Subject: Medieval Manuscripts
Period: 1300 (circa)
Publication:
Color: Hand Color
Size:
4.1 x 5.5 inches
10.4 x 14 cm
Book of Hours were prayer books designed for the laity, but modeled on the Divine Office, a cycle of daily devotions, prayers and readings, performed by members of religious orders and the clergy. Its central text is the Hours of the Virgin. There are eight hours (times for prayer ): Matins, Lauds. Prime, Terce, Sext, None, Vespers and Compline. During the Middle Ages, the leaves making up a Book of Hours were written by hand on expensive parchment and beautifully illuminated with jewel-like pigments and gold leaf. These illuminated manuscripts combined the collaborative efforts of an array of highly skilled craftspeople; requiring the joint labors of the parchmenter, professional scribes to write the text in Gothic script, artists to illuminate the pages with decorations, and masterful binders to complete the process.

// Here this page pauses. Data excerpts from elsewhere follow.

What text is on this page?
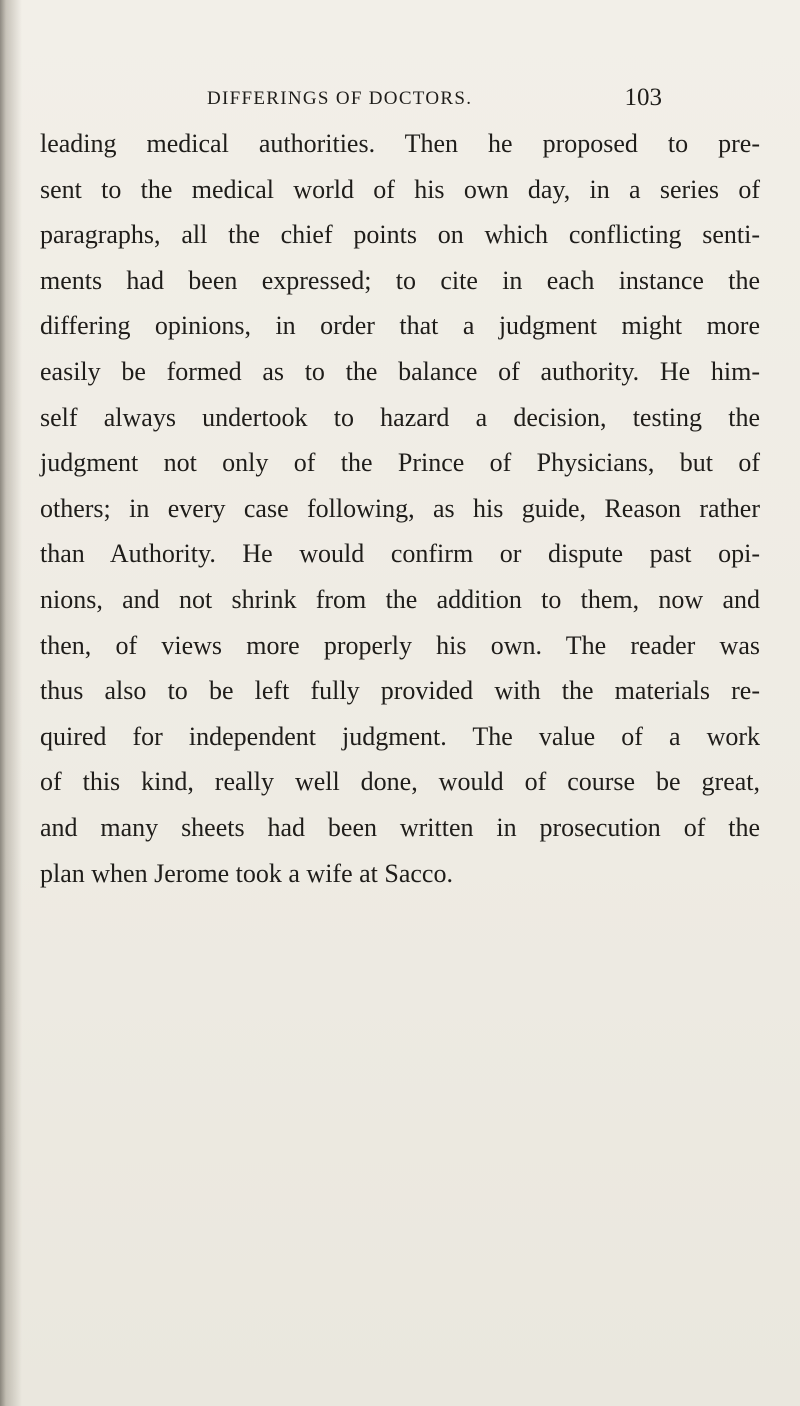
DIFFERINGS OF DOCTORS.	103
leading medical authorities. Then he proposed to pre-
sent to the medical world of his own day, in a series of
paragraphs, all the chief points on which conflicting senti-
ments had been expressed; to cite in each instance the
differing opinions, in order that a judgment might more
easily be formed as to the balance of authority. He him-
self always undertook to hazard a decision, testing the
judgment not only of the Prince of Physicians, but of
others; in every case following, as his guide, Reason rather
than Authority. He would confirm or dispute past opi-
nions, and not shrink from the addition to them, now and
then, of views more properly his own. The reader was
thus also to be left fully provided with the materials re-
quired for independent judgment. The value of a work
of this kind, really well done, would of course be great,
and many sheets had been written in prosecution of the
plan when Jerome took a wife at Sacco.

This vellum leaf is from an early Breviary written in northern France or Flanders. The text is written in clear gothic print in black and red ink, with three large initials in red and blue pen work. The text on verso is surrounded on three sides by lovely borders containing flowers done in red, blue and burnished gold.
References:
Condition: B
Light soiling with a number of tiny holes and cracks in the upper half caused by the oxidation of the black pigment.